I am working in a discrete setting. Consider any stochastic process $(X_n)_{n\in\mathbb N}$ with its natural filtration $(\mathcal F_n)_{n\in\mathbb N}$ and a stopping time $\tau$. We know that $$\mathcal F_\tau = \sigma(\tau,X_n^\tau, n\in\mathbb N).$$ For example in Filtration of stopping time equal to the natural filtration of the stopped process it is discussed if $$\mathcal F_\tau = \sigma(X_t^\tau, t\in\mathbb R_+)$$ holds in the continuous case.
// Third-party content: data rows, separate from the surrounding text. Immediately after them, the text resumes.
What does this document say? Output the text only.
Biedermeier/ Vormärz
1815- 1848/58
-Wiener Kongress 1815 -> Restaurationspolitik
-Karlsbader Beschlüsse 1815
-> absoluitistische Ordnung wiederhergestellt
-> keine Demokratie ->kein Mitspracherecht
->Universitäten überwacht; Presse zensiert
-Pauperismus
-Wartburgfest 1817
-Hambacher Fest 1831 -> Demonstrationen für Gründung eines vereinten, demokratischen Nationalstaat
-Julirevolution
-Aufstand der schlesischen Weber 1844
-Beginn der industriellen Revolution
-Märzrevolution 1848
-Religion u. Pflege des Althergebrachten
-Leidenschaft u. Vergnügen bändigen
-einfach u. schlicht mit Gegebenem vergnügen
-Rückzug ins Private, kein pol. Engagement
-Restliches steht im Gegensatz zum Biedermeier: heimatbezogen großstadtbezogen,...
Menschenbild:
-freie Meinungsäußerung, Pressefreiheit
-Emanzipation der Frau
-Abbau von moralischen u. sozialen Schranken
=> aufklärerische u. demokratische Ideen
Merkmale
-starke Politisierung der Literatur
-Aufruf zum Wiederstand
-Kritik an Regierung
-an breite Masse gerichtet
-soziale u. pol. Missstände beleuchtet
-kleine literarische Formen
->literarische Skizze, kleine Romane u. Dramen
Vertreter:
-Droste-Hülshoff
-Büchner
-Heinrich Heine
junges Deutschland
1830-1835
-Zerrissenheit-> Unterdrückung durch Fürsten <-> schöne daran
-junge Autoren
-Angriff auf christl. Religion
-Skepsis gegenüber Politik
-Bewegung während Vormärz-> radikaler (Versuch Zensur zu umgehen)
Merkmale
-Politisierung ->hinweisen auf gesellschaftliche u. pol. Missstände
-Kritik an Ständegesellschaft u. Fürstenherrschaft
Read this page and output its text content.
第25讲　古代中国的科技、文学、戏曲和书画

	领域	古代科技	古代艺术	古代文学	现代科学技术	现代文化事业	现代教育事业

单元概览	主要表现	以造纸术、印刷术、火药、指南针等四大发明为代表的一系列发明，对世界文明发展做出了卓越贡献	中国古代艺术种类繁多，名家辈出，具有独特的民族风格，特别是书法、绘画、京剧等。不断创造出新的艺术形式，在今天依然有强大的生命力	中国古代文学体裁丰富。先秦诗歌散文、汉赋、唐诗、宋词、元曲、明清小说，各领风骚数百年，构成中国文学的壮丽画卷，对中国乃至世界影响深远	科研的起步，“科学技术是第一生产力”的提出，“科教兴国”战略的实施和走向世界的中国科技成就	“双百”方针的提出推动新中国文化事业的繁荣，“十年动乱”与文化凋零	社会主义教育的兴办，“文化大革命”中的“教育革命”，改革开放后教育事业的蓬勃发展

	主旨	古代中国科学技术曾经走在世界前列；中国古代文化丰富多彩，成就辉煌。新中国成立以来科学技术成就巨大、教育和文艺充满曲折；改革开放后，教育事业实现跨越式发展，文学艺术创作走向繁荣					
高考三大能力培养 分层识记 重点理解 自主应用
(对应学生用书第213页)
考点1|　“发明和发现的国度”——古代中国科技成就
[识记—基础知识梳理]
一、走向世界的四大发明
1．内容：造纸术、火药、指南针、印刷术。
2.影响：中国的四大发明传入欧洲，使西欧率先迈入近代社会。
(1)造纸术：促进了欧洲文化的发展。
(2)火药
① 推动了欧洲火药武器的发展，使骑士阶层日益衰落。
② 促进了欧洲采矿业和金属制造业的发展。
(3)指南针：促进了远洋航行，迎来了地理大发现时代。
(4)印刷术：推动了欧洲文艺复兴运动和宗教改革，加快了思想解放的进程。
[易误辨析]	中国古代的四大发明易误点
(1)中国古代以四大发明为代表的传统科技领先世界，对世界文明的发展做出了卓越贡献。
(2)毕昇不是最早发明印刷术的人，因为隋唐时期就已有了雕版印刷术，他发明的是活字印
I am interested in the discrete analogon $$\mathcal F_\tau = \sigma(X_n^\tau, n\in\mathbb N).\tag{$\ast$}\label{1}$$
Shiryaev shows in his book "Optimal Stopping Rules" Stochastic Modelling and Applied Probability 8 in Springer 2008 that in the continuous case, the result is true if the probability space $\Omega$ is sufficiently rich, that means for all $t\ge0$ and $\omega\in\Omega$ there exists $\omega'\in\Omega$ such that $X_s(\omega')=X_{s\wedge t}(\omega)$ for all $s\ge0$ holds. The proof suggests that the analogue statement also holds in discrete time case.
I am looking for a counterexample, in which \eqref{1} does not hold. I tried to look at probability spaces consisting of only a few points but could not find any counterexample. For any suggestions, I am very thankful.